Feb 8 Second Saturday Bird Walk
Meet at 9:00 a.m. at the Sarg Hubbard Park parking lot. Bird the Greenway and Arboretum trails for approximately two hours. Leader: Renee Navarrete
Feb. 14-17 (Fri-Sun) Great Backyard Bird Count (GBBC)
Feb. 14-17 Skagit Trip - Presidents’ Day Weekend
- When: February 14-17. Depart Yakima about 7:30 am Friday, with birding beginning about noon on the Skagit Flats. Those arriving later, plan on meeting 7:30 am Saturday morning, after breakfast, at Mount Vernon’s Best Western College Way Inn lobby. Breakfast starts at 6 am.
- Where: Yakima Valley Audubon heads over to the northwest Washington’s Skagit and Samish Flats, the state’s premier winter birding area. This is a repeat of the several trips we’ve had in the past.
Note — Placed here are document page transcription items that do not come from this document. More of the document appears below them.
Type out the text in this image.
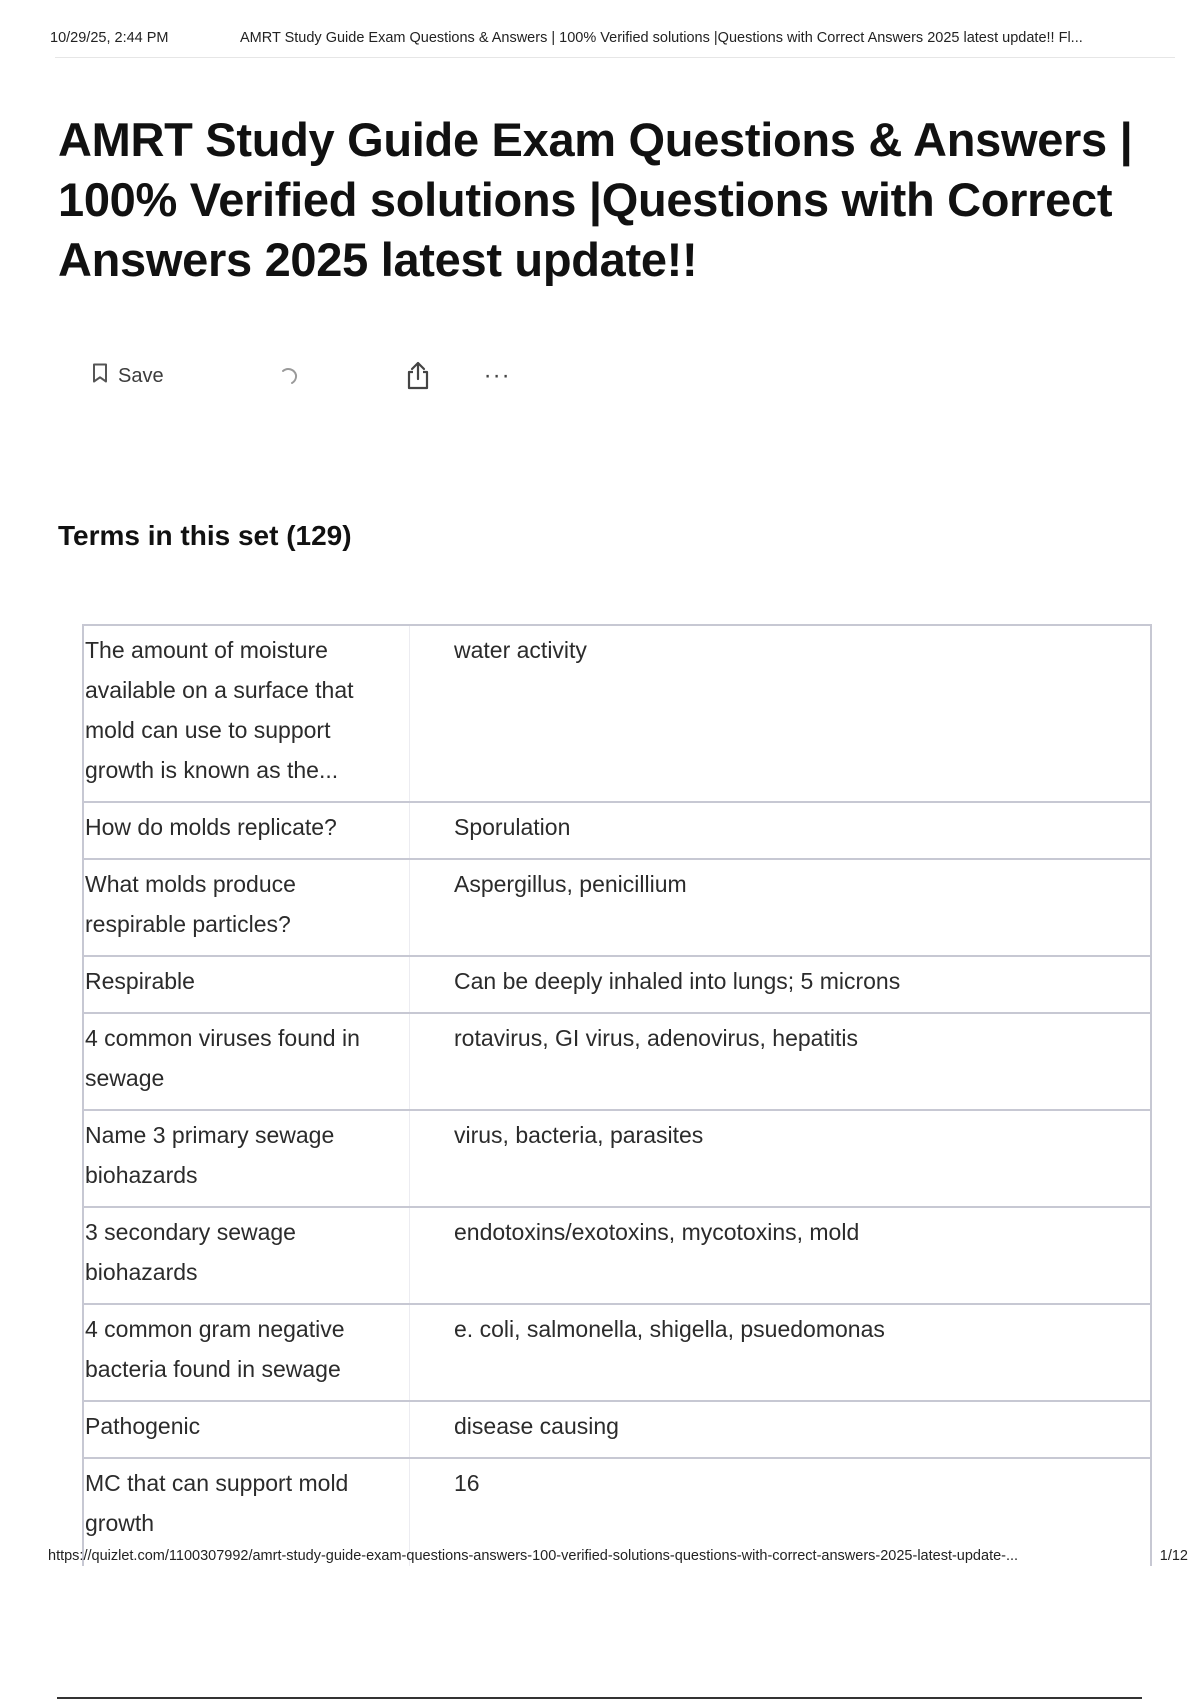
10/29/25, 2:44 PM	AMRT Study Guide Exam Questions & Answers | 100% Verified solutions |Questions with Correct Answers 2025 latest update!! Fl...
AMRT Study Guide Exam Questions & Answers | 100% Verified solutions |Questions with Correct Answers 2025 latest update!!
Save	···
Terms in this set (129)
The amount of moisture available on a surface that mold can use to support growth is known as the...	water activity
How do molds replicate?	Sporulation
What molds produce respirable particles?	Aspergillus, penicillium
Respirable	Can be deeply inhaled into lungs; 5 microns
4 common viruses found in sewage	rotavirus, GI virus, adenovirus, hepatitis
Name 3 primary sewage biohazards	virus, bacteria, parasites
3 secondary sewage biohazards	endotoxins/exotoxins, mycotoxins, mold
4 common gram negative bacteria found in sewage	e. coli, salmonella, shigella, psuedomonas
Pathogenic	disease causing
MC that can support mold growth	16
https://quizlet.com/1100307992/amrt-study-guide-exam-questions-answers-100-verified-solutions-questions-with-correct-answers-2025-latest-update-...	1/12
- Who: Leaders: Andy and Ellen Stepniewski
- Logistics: Later, plan on sharing gas expenses if you are riding with someone
- Lodging: You should have reservations at the Best Western College Way Inn for three nights in Mount Vernon February 15 -17th (1-360-424-4287). They have a 24-hour cancellation policy. In the event of dire weather (in my estimation perhaps a 10 % probability of really foul weather at this time of year) we will cancel the trip ahead of time. Go west from I-5 at Exit 227 a few hundred yards. We will begin the return trip by about Noon Monday depending, arriving in Yakima about 6-7 PM (weather can alter this plan).
- Culinary Notes: Full hot breakfast at the Best Western Sat-Monday mornings. Please pack your own snacks and lunches with drinks for two of the days. We might have at least one lunch out at a Subway or other local establishment. Dinner Saturday and Sunday at a restaurant in Mt. Vernon. We’ll do a recap of the day and make plans for the following day.
- Weather: Bring a rain parka and layers for temps between 30-50 degrees. Gloves are very useful and handerkerchiefs for drying lenses. We will try to stay on dry trails but this will not always be possible. It is indeed the wet season on the “Wetside.” Consider bringing waterproof boots to keep your feet dry.
- Birding: Bring binoculars and a scope if you have one. We will search the Skagit Flats for spectacular concentrations of waterfowl for Trumpeter (by the hundreds) and Tundra Swans, Snow Geese (by the many thousands), and many other species of waterfowl. Raptors abound and we’ll especially be on the alert for a Gyrfalcon. We’ll also try to coax into view a variety of sparrows, “little brown jobs,” that hide in the thickets. We won’t neglect forest birds. Nearby are the Samish Flats. There is no better place to observe wintering birds of prey in Washington than this area of wet farm fields. Bald Eagles are everywhere, as are Northern Harriers and Red-tailed Hawks. Lesser numbers of Rough-legged Hawks, Merlins, and Peregrines, and an Accipiter or two can be expected. Short-eared Owls should be seen hunting the weedy fields. We will also visit the edge of the San Juan Islands ecosystem at Deception Pass State Park for species associated with deeper waters such as loons, grebes, murres, and murrelets, and those of the rocky shores such as Harlequin Duck and Black Oystercatcher. We’re planning on a great trip!